Tímida e discreta, a inglesa J. K. Rowling já viveu com o dinheiro do seguro-desemprego. Hoje, graças ao sucesso do seu pequeno bruxo, é mais rica do que a rainha Elizabeth

Por Joana Monteleone
Atualizado em 31 out 2016, 18h48 - Publicado em 31 jul 2004, 22h00

Pode-se começar a falar de J. K. Rowling contando como ela criou o personagem de maior sucesso dos últimos anos, o menino bruxo Harry Potter. No final de 1994, sentada com a filha pequena num café escuro e empoeirado de Edimburgo, na Escócia, sua vida não parecia muito promissora. Como milhares de candidatos a escritores ao redor do mundo, ela sonhava em ter, ao menos, uma obra sua nas estantes das livrarias. Só não imaginava que a série de livros que vinha diariamente escrevendo a mão, entre um gole e outro de café, iria fazer com que, alguns anos depois, milhões de crianças em todo o mundo deixassem de ver televisão para ficarem quietas, encantadas com relatos sobre bruxas voadoras, dragões terríveis, vassouras mágicas e caldeirões de cobre.

Essa história começou, na verdade, muitos anos antes, em 31 de julho de 1965. Foi nesse dia que a menina Joanne, primeira filha do casal Peter e Anne Rowling, nasceu em Chipping Sodbury, perto de Bristol, oeste da Inglaterra. Essa data é importante não apenas para a família Rowling. É também um detalhe significativo para a legião de fãs de Harry Potter – que, por um capricho da escritora, comemora seu aniversário exatamente nessa data, dando pistas de que, em grande medida, o pequeno bruxo é um alter ego de sua criadora.

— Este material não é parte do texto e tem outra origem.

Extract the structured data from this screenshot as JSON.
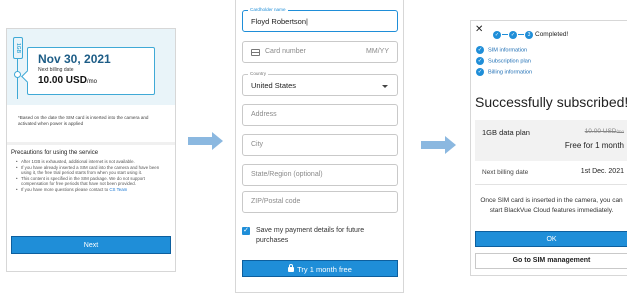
{
  "colors": {
    "accent": "#1f8ed8",
    "arrow": "#8bb8e0",
    "hero_bg": "#e9f4f9"
  },
  "screen1": {
    "gb_tag": "1GB",
    "billing_date": "Nov 30, 2021",
    "billing_label": "Next billing date",
    "amount": "10.00 USD",
    "amount_unit": "/mo",
    "note": "*Based on the date the SIM card is inserted into the camera and activated when power is applied",
    "precautions_title": "Precautions for using the service",
    "precautions": [
      "After 1GB is exhausted, additional internet is not available.",
      "If you have already inserted a SIM card into the camera and have been using it, the free trial period starts from when you start using it.",
      "This content is specified in the SIM package. We do not support compensation for free periods that have not been provided."
    ],
    "precaution_last_prefix": "If you have more questions please contact to ",
    "precaution_last_link": "CS Team",
    "next_button": "Next"
  },
  "screen2": {
    "cardholder_label": "Cardholder name",
    "cardholder_value": "Floyd Robertson|",
    "card_number_placeholder": "Card number",
    "mmyy_placeholder": "MM/YY",
    "country_label": "Country",
    "country_value": "United States",
    "address_placeholder": "Address",
    "city_placeholder": "City",
    "state_placeholder": "State/Region (optional)",
    "zip_placeholder": "ZIP/Postal code",
    "save_checkbox_label": "Save my payment details for future purchases",
    "try_button": "Try 1 month free"
  },
  "screen3": {
    "step3_number": "3",
    "completed_label": "Completed!",
    "done_steps": [
      "SIM information",
      "Subscription plan",
      "Billing information"
    ],
    "title": "Successfully subscribed!",
    "plan_name": "1GB data plan",
    "plan_old_price": "10.00 USD",
    "plan_old_unit": "/mo",
    "plan_free_text": "Free for 1 month",
    "next_billing_label": "Next billing date",
    "next_billing_value": "1st Dec. 2021",
    "message": "Once SIM card is inserted in the camera, you can start BlackVue Cloud features immediately.",
    "ok_button": "OK",
    "sim_button": "Go to SIM management"
  }
}
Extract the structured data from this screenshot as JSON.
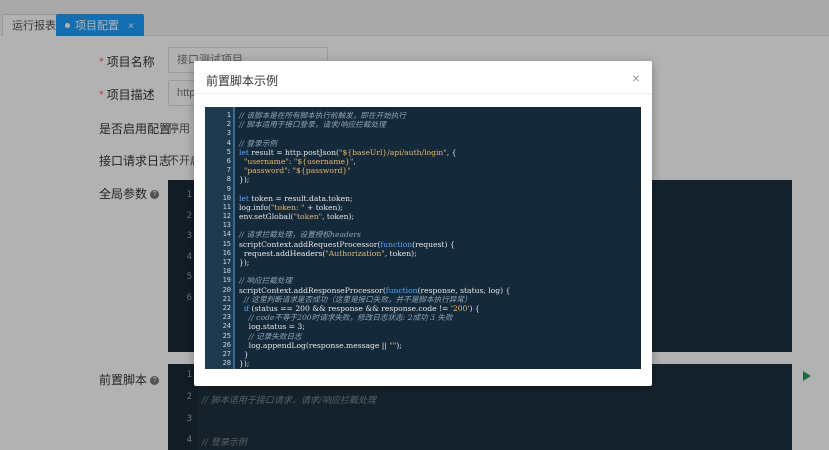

A infância da mulher que cria-ria histórias fantásticas nada teve de excepcional. “Minhas primeiras lembranças estão relacionadas ao nascimento de minha irmã, Dianne, quando eu tinha cerca de 2 anos”, conta a escritora em suas memórias. Mas a vida normal era apenas aparente. Por trás da fachada da casa de tijolos antigos de uma rua no subúrbio de Bristol, para onde havia se mudado com a família aos 4 anos, as duas irmãs brigavam como cão e gato, brincavam de fazer mágica e encenavam longas peças de teatro. Como outras crianças de suas idades, Joanne e Di pareciam ter a chave secreta para viajar pelo mundo da fantasia sempre que quisessem. O escritor brasileiro Monteiro Lobato chamava essa viagem de “pó de pirlimpimpim”. No caso das irmãs Rowling, não havia um pó, mas a imaginação das duas fazia um pequeno subúrbio inglês, com sua arquitetura monótona, servir de porta para outros mundos. “Eu me lembro bem da primeira história que escrevi. Era sobre um coelho. Eu tinha 6 anos”, recorda-se Joanne.

A infância e a adolescência foram períodos decisivos para ela, nos quais suas histórias começaram a ganhar alicerce. Joanne tinha 9 anos quando a família Rowling foi morar no campo, perto de um vilarejo chamado Tutshill, no País de Gales. “Era uma cidadezinha protegida por um castelo, que ficava no alto de uma montanha”, conta a escritora em seu diário eletrônico na internet. Sua casa era próxima ao cemitério da cidade, e os túmulos se tornaram palco de muitas brincadeiras dela com sua irmã. Naturalmente, o Halloween, a festa das bruxas, no dia 31 de outubro, passou a ser o feriado preferido das meninas.

Na mesma rua dos Rowling morava uma família de sobrenome Potter. Na casa, viviam um menino (Ian) e uma menina (Vicky), que costumavam brincar com as duas irmãs. Muitos anos depois, em 1990, durante uma viagem de trem lotado de Manchester a Londres, Joanne se lembraria dos vizinhos. Foi nessa viagem aparentemente chata que ela teve a idéia mais interessante e lucrativa de sua vida – a de escrever sobre a saga de um menino de sobrenome Potter. “A história foi concebida num repente. Fui obrigada a pensar nela durante as quatro horas que durou a viagem, pois não tinha caneta nem papel e tive vergonha de pedir emprestado”, conta.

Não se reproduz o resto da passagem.